A Pulitzer Prize-winning Star Tribune series of news stories over the past year spotlighted a public health crisis in Minnesota: an alarming increase over the past decade in the number of children dying at in-home day cares.
Now it's up to state lawmakers to approve long-overdue reforms to tighten lax regulations and enact critical safeguards to reduce the risk of sudden infant death syndrome and suffocation-related death.
The pragmatic, cost-conscious package of legislative reforms pushed by the state Department of Human Services (DHS) appropriately focuses on infant safe-sleep practices and better training for licensed family day-care providers.
Eighty-six Minnesota kids have died in day cares from 2002 to 2012; 83 of them were in family day cares, three of them in day-care centers. A report from a child-safety panel concluded that "most of the deaths in licensed child care involved an infant placed in an unsafe sleep environment or unsafe sleep position."
Recent legislative testimony by a top state official underscored the urgency for reform. There are 1.5 times as many Minnesota kids in family child-care homes as in day-care centers, according to DHS Inspector General Jerry Kerber. But there were 28 deaths in in-home settings for every death in a day-care center.

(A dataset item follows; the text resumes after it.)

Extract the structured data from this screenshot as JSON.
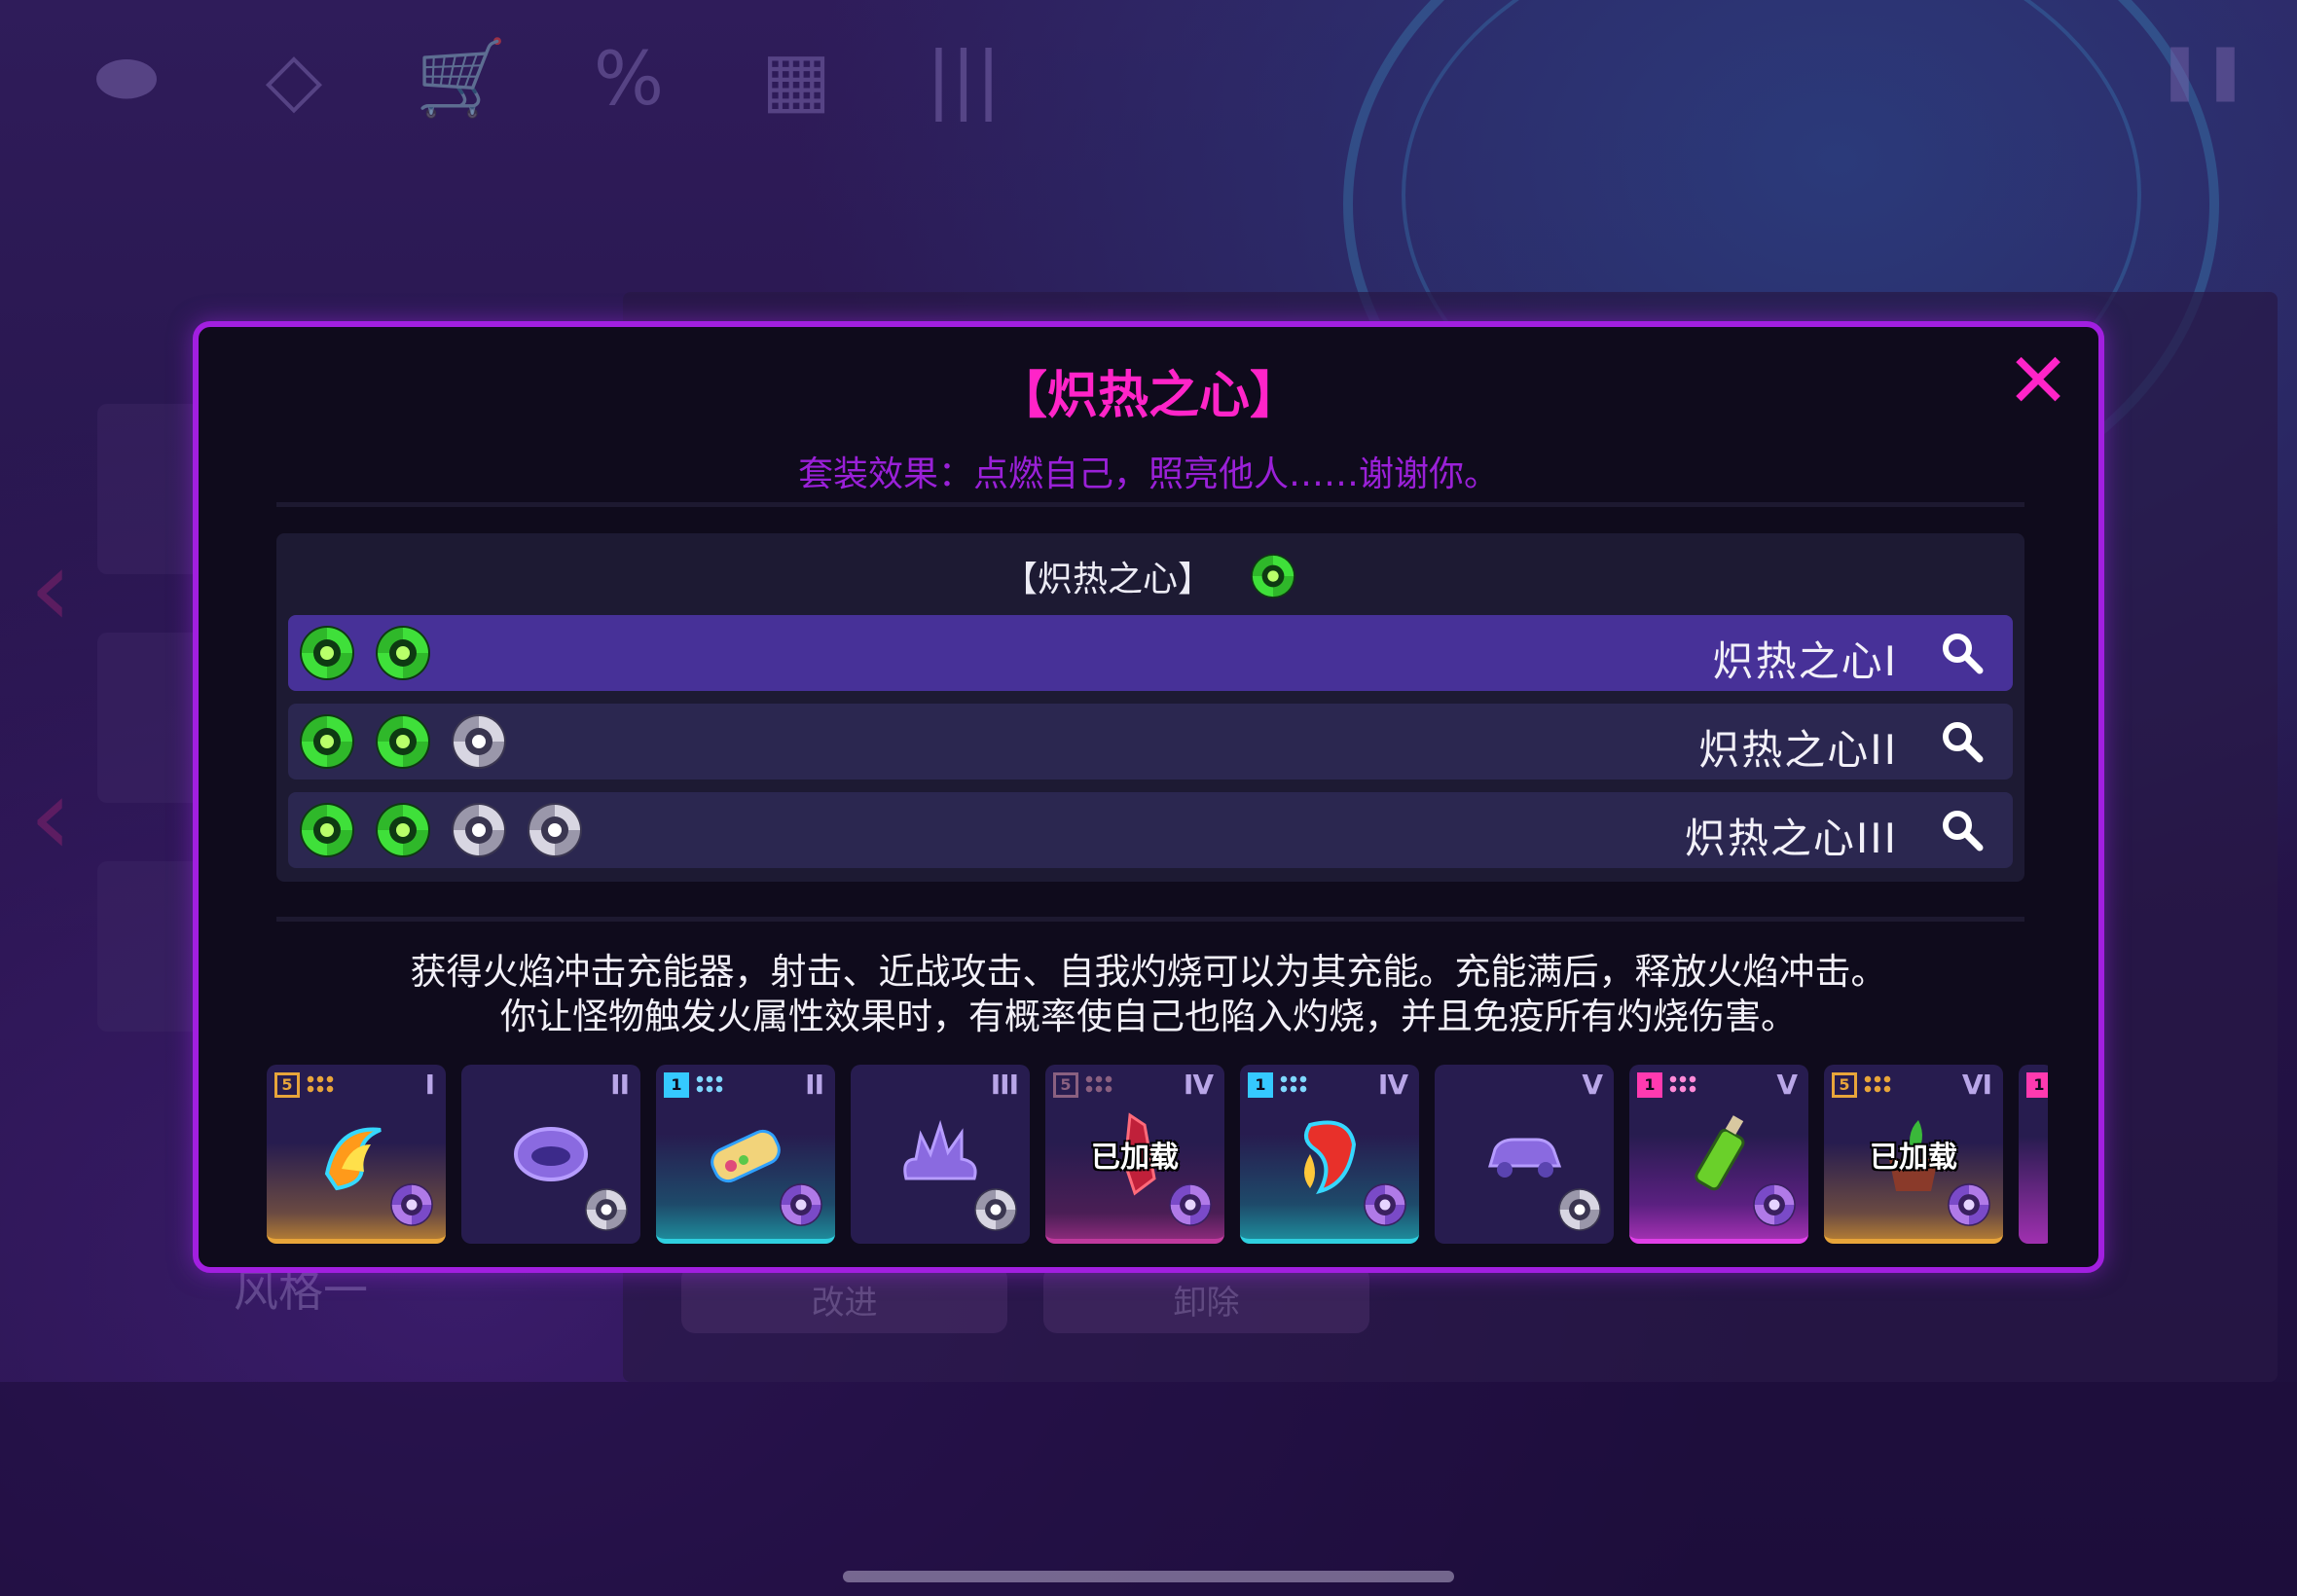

Centers are typically more expensive than family day cares, a key reason many families rely on the latter. Given that about 90,000 kids in the state are typically enrolled in this type of care, the department has moved aggressively to raise awareness of safe-sleep practices — putting infants to sleep only on their backs in cribs free of blankets, pillows and anything else that might obstruct breathing.
The agency also has strengthened enforcement and levied more fines for providers who didn't adhere to safe-sleep guidelines.
Regrettably, the Legislature has not shared the agency's urgency on this important public health issue. The proposed safety measures, which start to bring Minnesota day-care regulations in line with many other states, have not been a high-profile issue this session.